For Eichner, the question wasn't one of practicality. It was: "How can we not?" Eichner grew up on a Nebraska farm and witnessed first hand its demise as the land was bought by businesses and consolidated into larger farms in the 1960s. He saw the Dominican farm as a way to give back to the developing country of Alvarez's childhood, and to make a small difference in the lives of the farmers and the Dominican environment.
In 1996, after a bit of persuasion that Alvarez describes as "being dragged kicking and screaming," the couple purchased their first parcel of abandoned farmland some 30 minutes up a windy, country road outside of Jarabacoa. Over the next two years, they bought more land until they had a 260-acre farm, which they named Finca Alta Gracia, after the Dominican Republic's patron saint, Altagracia, or High Grace.

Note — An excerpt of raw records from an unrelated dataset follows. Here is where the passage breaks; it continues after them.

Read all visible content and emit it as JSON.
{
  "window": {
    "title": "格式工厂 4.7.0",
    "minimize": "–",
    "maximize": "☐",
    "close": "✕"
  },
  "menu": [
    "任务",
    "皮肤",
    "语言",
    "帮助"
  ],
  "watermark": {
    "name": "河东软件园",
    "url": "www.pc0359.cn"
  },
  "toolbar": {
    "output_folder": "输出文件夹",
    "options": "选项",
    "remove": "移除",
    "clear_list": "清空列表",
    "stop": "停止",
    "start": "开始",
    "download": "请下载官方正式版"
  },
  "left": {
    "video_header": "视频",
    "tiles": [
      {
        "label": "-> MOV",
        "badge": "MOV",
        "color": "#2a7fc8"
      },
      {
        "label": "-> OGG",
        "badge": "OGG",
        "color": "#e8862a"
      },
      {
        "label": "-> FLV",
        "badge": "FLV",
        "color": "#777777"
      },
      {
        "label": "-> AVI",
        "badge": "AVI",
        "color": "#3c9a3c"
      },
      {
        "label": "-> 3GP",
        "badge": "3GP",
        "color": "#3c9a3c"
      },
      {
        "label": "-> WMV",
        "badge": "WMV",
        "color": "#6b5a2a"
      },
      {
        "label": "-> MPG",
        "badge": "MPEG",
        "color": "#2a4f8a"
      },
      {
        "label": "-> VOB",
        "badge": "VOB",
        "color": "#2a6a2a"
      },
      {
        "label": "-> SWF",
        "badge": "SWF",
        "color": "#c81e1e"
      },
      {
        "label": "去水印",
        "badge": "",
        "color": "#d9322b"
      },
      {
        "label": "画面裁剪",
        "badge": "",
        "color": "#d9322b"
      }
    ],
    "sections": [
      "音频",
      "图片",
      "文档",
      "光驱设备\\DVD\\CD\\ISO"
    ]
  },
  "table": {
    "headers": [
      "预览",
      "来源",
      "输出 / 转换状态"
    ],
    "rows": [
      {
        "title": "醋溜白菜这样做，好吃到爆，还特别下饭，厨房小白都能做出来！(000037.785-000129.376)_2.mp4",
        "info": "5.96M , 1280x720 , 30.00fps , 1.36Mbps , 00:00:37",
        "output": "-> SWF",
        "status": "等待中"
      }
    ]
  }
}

To the untrained eye, the coffee fields at Alta Gracia look like an overgrown jungle. Growing up and down terraced mountainsides, the coffee plants with their small, shiny leaves and spindly branches hold berries in different stages of maturation: some are green, some are pink. When these berries, which contain the precious coffee bean, turn bright red during the harvest period from November to April, they are picked by hand. Overhead is a canopy of leafy Guamas, native pines and lush banana trees. Scratching and pecking at the ground is a large group of free-range chickens.
Everything in this seeming chaos has a purpose and is the result of more than a decade of re-foresting and re-planting, Yosayra Capella Delgado, a farm employee, explained to me on a recent visit. The coffee plants, which can take up to four years to produce their first harvest, are a mix of three varieties of arabica. The trees, with their various heights, provide levels of shade that help the coffee mature slowly, enhancing its flavor. Their leaves also provide nourishing mulch.